ALLEGATO 2
Provincia autonoma di Bolzano - Legge provinciale 19 gennaio 2012, n. 1 "Disposizioni in materia cimiteriale e di cremazione"
(B.U.R. n. 4 del 24 gennaio 2012)


Come noto, la regione Trentino-Alto Adige opera sulla base di uno Statuto speciale a partire dalla L. Cost. 26 febbraio 1948, n. 5, sulla base del quale la Regione ha potestà legislativa in alcune materie, potestà legislativa che è attribuita, altresì (artt. 8, 9 e 10 Statuto), alle Province autonome che la costituiscono.
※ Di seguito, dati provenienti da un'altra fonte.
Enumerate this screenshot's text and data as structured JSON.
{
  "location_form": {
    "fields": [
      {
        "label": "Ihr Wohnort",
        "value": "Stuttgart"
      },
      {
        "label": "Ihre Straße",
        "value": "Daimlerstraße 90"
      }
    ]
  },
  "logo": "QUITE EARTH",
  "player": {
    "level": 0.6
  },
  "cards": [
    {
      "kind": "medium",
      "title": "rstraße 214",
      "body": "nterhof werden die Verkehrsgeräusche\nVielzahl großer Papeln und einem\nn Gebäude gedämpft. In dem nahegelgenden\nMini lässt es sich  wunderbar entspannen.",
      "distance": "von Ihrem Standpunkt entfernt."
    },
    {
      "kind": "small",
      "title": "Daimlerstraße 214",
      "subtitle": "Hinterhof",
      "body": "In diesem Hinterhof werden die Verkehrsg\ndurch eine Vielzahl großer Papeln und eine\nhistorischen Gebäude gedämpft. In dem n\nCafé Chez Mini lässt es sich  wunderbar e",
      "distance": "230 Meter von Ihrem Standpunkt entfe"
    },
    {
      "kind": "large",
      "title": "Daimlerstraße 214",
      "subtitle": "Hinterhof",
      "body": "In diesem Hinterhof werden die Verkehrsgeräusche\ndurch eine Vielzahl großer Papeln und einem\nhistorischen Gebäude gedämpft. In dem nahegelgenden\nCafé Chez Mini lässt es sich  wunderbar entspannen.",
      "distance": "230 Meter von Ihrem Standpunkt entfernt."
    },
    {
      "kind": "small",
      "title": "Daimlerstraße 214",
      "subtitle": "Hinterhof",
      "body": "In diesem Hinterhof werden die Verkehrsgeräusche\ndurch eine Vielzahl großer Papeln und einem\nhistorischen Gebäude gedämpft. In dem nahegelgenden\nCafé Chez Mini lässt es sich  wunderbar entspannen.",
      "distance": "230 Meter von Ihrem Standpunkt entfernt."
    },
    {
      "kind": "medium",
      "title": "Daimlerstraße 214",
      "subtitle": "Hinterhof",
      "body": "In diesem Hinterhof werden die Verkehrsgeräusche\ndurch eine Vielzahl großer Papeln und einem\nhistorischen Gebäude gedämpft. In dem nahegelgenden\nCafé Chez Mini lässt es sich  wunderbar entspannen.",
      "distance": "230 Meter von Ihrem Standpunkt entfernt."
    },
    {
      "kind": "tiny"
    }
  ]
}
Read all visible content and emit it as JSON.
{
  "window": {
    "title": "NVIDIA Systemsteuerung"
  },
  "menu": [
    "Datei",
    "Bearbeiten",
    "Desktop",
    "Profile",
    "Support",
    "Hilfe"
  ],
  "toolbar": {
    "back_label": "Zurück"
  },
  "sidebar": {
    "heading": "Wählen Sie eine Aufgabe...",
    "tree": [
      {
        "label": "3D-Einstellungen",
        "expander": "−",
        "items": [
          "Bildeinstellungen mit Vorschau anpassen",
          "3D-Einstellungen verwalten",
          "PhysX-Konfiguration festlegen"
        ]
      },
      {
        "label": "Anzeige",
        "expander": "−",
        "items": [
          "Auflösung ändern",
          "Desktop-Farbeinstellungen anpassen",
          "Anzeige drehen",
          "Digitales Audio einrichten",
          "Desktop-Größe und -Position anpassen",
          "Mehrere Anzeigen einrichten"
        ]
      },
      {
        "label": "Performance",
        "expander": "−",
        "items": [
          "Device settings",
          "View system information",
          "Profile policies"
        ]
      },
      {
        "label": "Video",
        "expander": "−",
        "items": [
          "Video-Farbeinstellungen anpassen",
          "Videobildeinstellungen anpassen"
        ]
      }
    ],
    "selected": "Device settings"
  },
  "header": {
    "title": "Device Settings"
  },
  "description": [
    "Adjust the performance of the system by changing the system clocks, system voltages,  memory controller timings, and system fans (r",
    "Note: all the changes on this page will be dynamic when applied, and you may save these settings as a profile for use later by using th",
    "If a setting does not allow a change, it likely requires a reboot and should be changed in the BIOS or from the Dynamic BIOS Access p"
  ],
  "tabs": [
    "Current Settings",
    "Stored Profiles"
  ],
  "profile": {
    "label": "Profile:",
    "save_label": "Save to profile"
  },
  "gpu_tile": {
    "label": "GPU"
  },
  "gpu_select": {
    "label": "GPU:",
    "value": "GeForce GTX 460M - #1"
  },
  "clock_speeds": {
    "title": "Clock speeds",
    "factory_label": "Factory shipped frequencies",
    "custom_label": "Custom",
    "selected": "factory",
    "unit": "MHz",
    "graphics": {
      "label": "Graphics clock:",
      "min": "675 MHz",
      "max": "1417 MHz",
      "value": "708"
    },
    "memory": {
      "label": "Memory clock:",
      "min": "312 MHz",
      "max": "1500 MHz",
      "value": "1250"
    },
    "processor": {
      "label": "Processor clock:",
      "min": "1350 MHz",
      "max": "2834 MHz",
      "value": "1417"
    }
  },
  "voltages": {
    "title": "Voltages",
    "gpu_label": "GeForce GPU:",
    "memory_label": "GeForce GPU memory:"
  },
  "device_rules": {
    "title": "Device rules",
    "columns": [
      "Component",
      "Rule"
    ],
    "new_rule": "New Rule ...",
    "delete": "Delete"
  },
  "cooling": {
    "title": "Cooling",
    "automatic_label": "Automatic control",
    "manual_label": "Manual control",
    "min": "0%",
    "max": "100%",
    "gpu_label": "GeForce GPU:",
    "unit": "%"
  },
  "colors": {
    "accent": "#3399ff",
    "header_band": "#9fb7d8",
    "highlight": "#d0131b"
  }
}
Tra le materie di competenza legislativa provinciale, vi è (art. 10, Statuto, n. 10) "10) igiene e sanità, ivi compresa l'assistenza sanitaria e ospedaliera;".

Il Consiglio provinciale della Provincia autonoma di Bolzano aveva approvato la legge de quo il 13 gennaio, promulgata il 19 gennaio e che, in relazione alla sua pubblicazione, essa entra in vigore l'8 febbraio 2012.

Anche se nella sua titolazione la L.P. (Prov. aut. Bolzano) 19 gennaio 2012, n. 1 richiami la materia cimiteriale, di questa non si fa cenno (salvo che all'art. 12, comma 2), mentre in realtà essa incentra (oltre che per alcuni aspetti concernenti la cremazione e destinazione delle ceneri) la propria attenzione sugli aspetti, e fasi, necroscopici, con particolare riferimento all'accertamento della morte, come risulta dalla finalità indicata in via preliminare al suo art. 1, comma 1, dedicando il comma 2 al concetto di "senso comunitario della morte" che trova sostanza, quando vi sia affidamento delle ceneri, all'art. 8, comma 3 (ma non nell'ipotesi della dispersione delle stesse), con un cenno al fatto per cui siano consentite "forme rituali di commemorazione" che, per altro, rimangono indeterminate.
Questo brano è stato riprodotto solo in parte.